Wikitruth suggested that Wikipedia's massive stupidity might be fixed once it gets bought out by Yahoo, and at the time that idea made sense. But realistically, Google is now a much likelier prospect for taking Wikipedia over and turning it into a respectable reference rather than a battleground for ignorant idiots to fight each other over the color of a template. So: don't donate money to Wikipedia. Allow it to get to such a point that it can't refuse a Google take over. When Google takes it over, it would be nice if it would rename it "Googlepedia," to usher in a new era of actual reference-building, and put all the idiotic fighting in its past.

Tuesday, August 4, 2009

Warrior of the week: TTN

Some of Wikipedia's most ferociously brutal warriors have the battle scars to prove the vindictive ferociousness of their campaigns. TTN is one such warrior.

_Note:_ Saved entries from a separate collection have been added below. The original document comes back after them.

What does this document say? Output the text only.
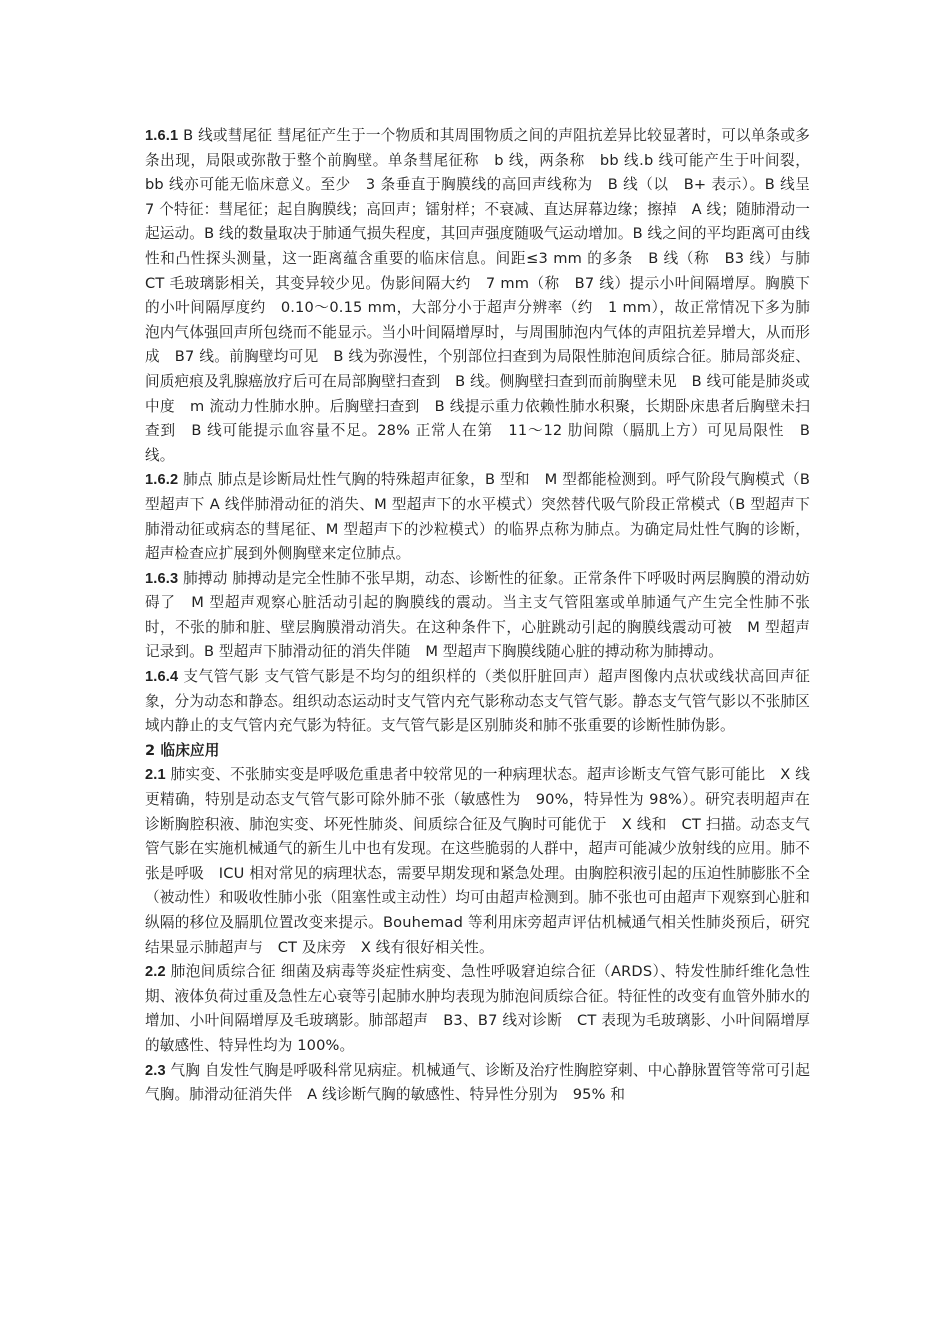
1.6.1 B 线或彗尾征 彗尾征产生于一个物质和其周围物质之间的声阻抗差异比较显著时，可以单条或多条出现，局限或弥散于整个前胸壁。单条彗尾征称　b 线，两条称　bb 线.b 线可能产生于叶间裂，bb 线亦可能无临床意义。至少　3 条垂直于胸膜线的高回声线称为　B 线（以　B+ 表示）。B 线呈　7 个特征：彗尾征；起自胸膜线；高回声；镭射样；不衰减、直达屏幕边缘；擦掉　A 线；随肺滑动一起运动。B 线的数量取决于肺通气损失程度，其回声强度随吸气运动增加。B 线之间的平均距离可由线性和凸性探头测量，这一距离蕴含重要的临床信息。间距≤3 mm 的多条　B 线（称　B3 线）与肺　CT 毛玻璃影相关，其变异较少见。伪影间隔大约　7 mm（称　B7 线）提示小叶间隔增厚。胸膜下的小叶间隔厚度约　0.10～0.15 mm，大部分小于超声分辨率（约　1 mm），故正常情况下多为肺泡内气体强回声所包绕而不能显示。当小叶间隔增厚时，与周围肺泡内气体的声阻抗差异增大，从而形成　B7 线。前胸壁均可见　B 线为弥漫性，个别部位扫查到为局限性肺泡间质综合征。肺局部炎症、间质疤痕及乳腺癌放疗后可在局部胸壁扫查到　B 线。侧胸壁扫查到而前胸壁未见　B 线可能是肺炎或中度　m 流动力性肺水肿。后胸壁扫查到　B 线提示重力依赖性肺水积聚，长期卧床患者后胸壁未扫查到　B 线可能提示血容量不足。28% 正常人在第　11～12 肋间隙（膈肌上方）可见局限性　B 线。

1.6.2 肺点 肺点是诊断局灶性气胸的特殊超声征象，B 型和　M 型都能检测到。呼气阶段气胸模式（B 型超声下 A 线伴肺滑动征的消失、M 型超声下的水平模式）突然替代吸气阶段正常模式（B 型超声下肺滑动征或病态的彗尾征、M 型超声下的沙粒模式）的临界点称为肺点。为确定局灶性气胸的诊断，超声检查应扩展到外侧胸壁来定位肺点。

1.6.3 肺搏动 肺搏动是完全性肺不张早期，动态、诊断性的征象。正常条件下呼吸时两层胸膜的滑动妨碍了　M 型超声观察心脏活动引起的胸膜线的震动。当主支气管阻塞或单肺通气产生完全性肺不张时，不张的肺和脏、壁层胸膜滑动消失。在这种条件下，心脏跳动引起的胸膜线震动可被　M 型超声记录到。B 型超声下肺滑动征的消失伴随　M 型超声下胸膜线随心脏的搏动称为肺搏动。

1.6.4 支气管气影 支气管气影是不均匀的组织样的（类似肝脏回声）超声图像内点状或线状高回声征象，分为动态和静态。组织动态运动时支气管内充气影称动态支气管气影。静态支气管气影以不张肺区域内静止的支气管内充气影为特征。支气管气影是区别肺炎和肺不张重要的诊断性肺伪影。

2 临床应用

2.1 肺实变、不张肺实变是呼吸危重患者中较常见的一种病理状态。超声诊断支气管气影可能比　X 线更精确，特别是动态支气管气影可除外肺不张（敏感性为　90%，特异性为 98%）。研究表明超声在诊断胸腔积液、肺泡实变、坏死性肺炎、间质综合征及气胸时可能优于　X 线和　CT 扫描。动态支气管气影在实施机械通气的新生儿中也有发现。在这些脆弱的人群中，超声可能减少放射线的应用。肺不张是呼吸　ICU 相对常见的病理状态，需要早期发现和紧急处理。由胸腔积液引起的压迫性肺膨胀不全（被动性）和吸收性肺小张（阻塞性或主动性）均可由超声检测到。肺不张也可由超声下观察到心脏和纵隔的移位及膈肌位置改变来提示。Bouhemad 等利用床旁超声评估机械通气相关性肺炎预后，研究结果显示肺超声与　CT 及床旁　X 线有很好相关性。

2.2 肺泡间质综合征 细菌及病毒等炎症性病变、急性呼吸窘迫综合征（ARDS）、特发性肺纤维化急性期、液体负荷过重及急性左心衰等引起肺水肿均表现为肺泡间质综合征。特征性的改变有血管外肺水的增加、小叶间隔增厚及毛玻璃影。肺部超声　B3、B7 线对诊断　CT 表现为毛玻璃影、小叶间隔增厚的敏感性、特异性均为 100%。

2.3 气胸 自发性气胸是呼吸科常见病症。机械通气、诊断及治疗性胸腔穿刺、中心静脉置管等常可引起气胸。肺滑动征消失伴　A 线诊断气胸的敏感性、特异性分别为　95% 和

To date he has been blocked three times: the first for violating the sacred 3-revert rule in an article about a fictional character, the second and third time for the scary-sounding "arbitration enforcement." But don't be fooled, these are all just for show. The second block was just for a week and it was simply allowed to expire. But the third block, for two weeks, was reversed by the blocking admin barely four days after the sentence. This way, Wikipedia's ruling idiots have it both way: they can claim to uphold the supposedly lofty principles of Wikipedia while letting off the true violators with slaps on the wrist, practically love taps.